En 1865, Verdi revient à Paris pour la reprise des Vêpres et de Macbeth. L'italien est en plein triomphe international (jusqu'à Saint-Pétersbourg pour la création de La Force du destin en 1862). Les séjours parisiens sont toujours aussi amers, mais l'institution lyrique française parvient à signer un contrat avec le compositeur, pour une œuvre basée sur le Don Carlos de Schiller. Avec Friedrich von Schiller (1759-1805), Verdi choisit ainsi un poète et écrivain allemand romantique qui l'avait déjà inspiré en 1845 pour Jeanne d'Arc (d’après le drame La Pucelle d’Orléans de 1801), Les Brigands en 1847 (d’après le texte éponyme de 1782), et Luisa Miller en 1849 (Intrigue et amour, 1784). Schiller qui inspira également bien d'autres opéras, notamment Guillaume Tell de Rossini en 1829, Marie Stuart de Donizetti en 1835, Dimitri de Victorin de Joncières en 1876, La Pucelle d'Orléans de Tchaïkovski en 1881, La fiancée de Messine du tchèque Zdeněk Fibich en 1883, ou plus récemment Les Brigands et La jeune Fille de Domrémy de Giselher Klebe en 1957 et 1976.
Verdi rencontre des difficultés durant la composition de Don Carlos, s'étalant de 1865 à 1867. Les raisons sont esthétiques (adéquation au style français et à la prosodie de sa langue), mais aussi politiques : le contrat menace d'être rompu à cause du conflit entre la France et l'Italie (les français imposant leur armée en Italie pour protéger les états pontificaux).
Don Carlos est d'abord un opéra français, mais il est plus connu dans sa version italienne, Don Carlo (sans "s"), hormis en France et à Bruxelles, c'est dans la version italienne que l'opéra est créé à travers le monde. Si la version française a l'antériorité, elle est ensuite éclipsée par la version italienne qui rencontre le succès sur les scènes internationales. Don Carlos en français resurgira grâce à son premier enregistrement en 1985 (par Claudio Abbado, avec Domingo, Ricciarelli, Valentini, Terrani, Raimondi, Nucci, Ghiaurov, Murray et les musiciens de la Scala), puis en 1996 grâce à la mise en scène de Luc Bondy dirigée par Antonio Pappano à La Monnaie et au Châtelet, avant la production superlative de la Bastille en 2017 (Kaufmann, Yoncheva, Garanča, Abdrazakov, Tézier, par Warlikowski, direction Philippe Jordan).

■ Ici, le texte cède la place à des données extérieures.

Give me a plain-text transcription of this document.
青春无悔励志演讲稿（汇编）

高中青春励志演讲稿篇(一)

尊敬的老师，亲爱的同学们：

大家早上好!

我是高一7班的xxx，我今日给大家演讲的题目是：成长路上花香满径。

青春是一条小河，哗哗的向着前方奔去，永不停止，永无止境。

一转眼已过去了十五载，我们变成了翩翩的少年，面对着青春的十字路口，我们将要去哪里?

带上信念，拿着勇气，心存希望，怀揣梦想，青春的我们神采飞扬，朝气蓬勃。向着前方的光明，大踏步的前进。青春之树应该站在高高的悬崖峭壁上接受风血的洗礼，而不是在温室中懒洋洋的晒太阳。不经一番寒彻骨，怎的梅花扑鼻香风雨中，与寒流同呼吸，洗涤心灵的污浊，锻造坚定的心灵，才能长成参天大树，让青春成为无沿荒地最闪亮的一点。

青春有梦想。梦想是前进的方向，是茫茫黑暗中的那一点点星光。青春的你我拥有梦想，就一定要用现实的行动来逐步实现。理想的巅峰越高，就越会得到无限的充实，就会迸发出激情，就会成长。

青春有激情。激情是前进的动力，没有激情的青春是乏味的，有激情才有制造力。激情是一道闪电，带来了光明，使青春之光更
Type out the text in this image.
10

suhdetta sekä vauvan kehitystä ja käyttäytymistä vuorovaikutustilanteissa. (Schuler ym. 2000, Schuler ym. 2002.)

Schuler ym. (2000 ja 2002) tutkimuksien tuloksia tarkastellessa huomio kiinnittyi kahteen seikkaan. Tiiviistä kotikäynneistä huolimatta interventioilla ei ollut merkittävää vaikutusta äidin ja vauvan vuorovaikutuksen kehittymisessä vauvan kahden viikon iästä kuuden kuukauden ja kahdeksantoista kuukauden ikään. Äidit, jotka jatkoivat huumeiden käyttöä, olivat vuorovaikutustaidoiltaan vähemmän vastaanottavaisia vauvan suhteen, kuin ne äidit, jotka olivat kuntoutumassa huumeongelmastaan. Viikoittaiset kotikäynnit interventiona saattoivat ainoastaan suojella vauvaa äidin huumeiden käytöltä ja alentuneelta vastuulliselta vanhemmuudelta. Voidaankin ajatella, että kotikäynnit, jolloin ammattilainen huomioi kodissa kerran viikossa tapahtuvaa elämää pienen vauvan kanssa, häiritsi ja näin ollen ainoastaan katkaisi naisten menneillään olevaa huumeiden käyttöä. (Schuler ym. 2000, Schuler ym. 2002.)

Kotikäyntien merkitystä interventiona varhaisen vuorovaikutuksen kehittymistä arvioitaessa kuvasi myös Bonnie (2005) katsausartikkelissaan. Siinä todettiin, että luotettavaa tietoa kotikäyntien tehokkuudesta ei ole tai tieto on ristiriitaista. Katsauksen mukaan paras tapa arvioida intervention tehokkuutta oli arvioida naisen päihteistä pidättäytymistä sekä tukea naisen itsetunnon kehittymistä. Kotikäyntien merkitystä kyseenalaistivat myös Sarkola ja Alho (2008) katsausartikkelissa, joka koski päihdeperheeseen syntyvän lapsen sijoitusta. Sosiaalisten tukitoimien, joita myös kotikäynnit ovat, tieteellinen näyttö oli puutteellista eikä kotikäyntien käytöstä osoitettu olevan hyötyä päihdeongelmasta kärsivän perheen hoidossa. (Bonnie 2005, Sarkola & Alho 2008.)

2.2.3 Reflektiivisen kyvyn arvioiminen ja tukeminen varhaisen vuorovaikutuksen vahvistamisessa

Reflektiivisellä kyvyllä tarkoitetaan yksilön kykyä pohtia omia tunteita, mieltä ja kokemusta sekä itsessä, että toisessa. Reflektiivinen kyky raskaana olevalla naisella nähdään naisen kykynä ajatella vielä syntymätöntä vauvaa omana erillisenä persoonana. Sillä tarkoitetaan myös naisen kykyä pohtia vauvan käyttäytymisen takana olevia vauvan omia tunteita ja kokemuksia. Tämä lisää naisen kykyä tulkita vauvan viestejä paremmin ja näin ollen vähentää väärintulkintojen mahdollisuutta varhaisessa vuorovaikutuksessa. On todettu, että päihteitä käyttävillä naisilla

La version originale de 1866 est composée pour l'Opéra de Paris, en français, en cinq actes et sans ballet. Le compositeur travaille de très près avec les librettistes Joseph Méry et Camille du Locle (qui doit terminer seul, après la mort de son collègue le 17 juin 1866) : il choisit des éléments du drame, exige que soient traduits des textes italiens qu'il rédige lui-même et contribue à écrire un texte en français dont la prosodie s'accorde avec sa musique. Pour les goûts parisiens, et sur demande de l'institution française, Verdi accepte d'ajouter un ballet pour se conformer au canon du Grand Opéra à la française dans la version (toujours Parisienne) du 11 mars 1867. L'opéra est ensuite adapté en italien, en quatre acte (sans l'acte I) et avec ballet dans la version de Milan (10 juin 1884), puis le cinquième acte est de nouveau rajouté, toujours en italien pour la version de Modène (29 décembre 1886).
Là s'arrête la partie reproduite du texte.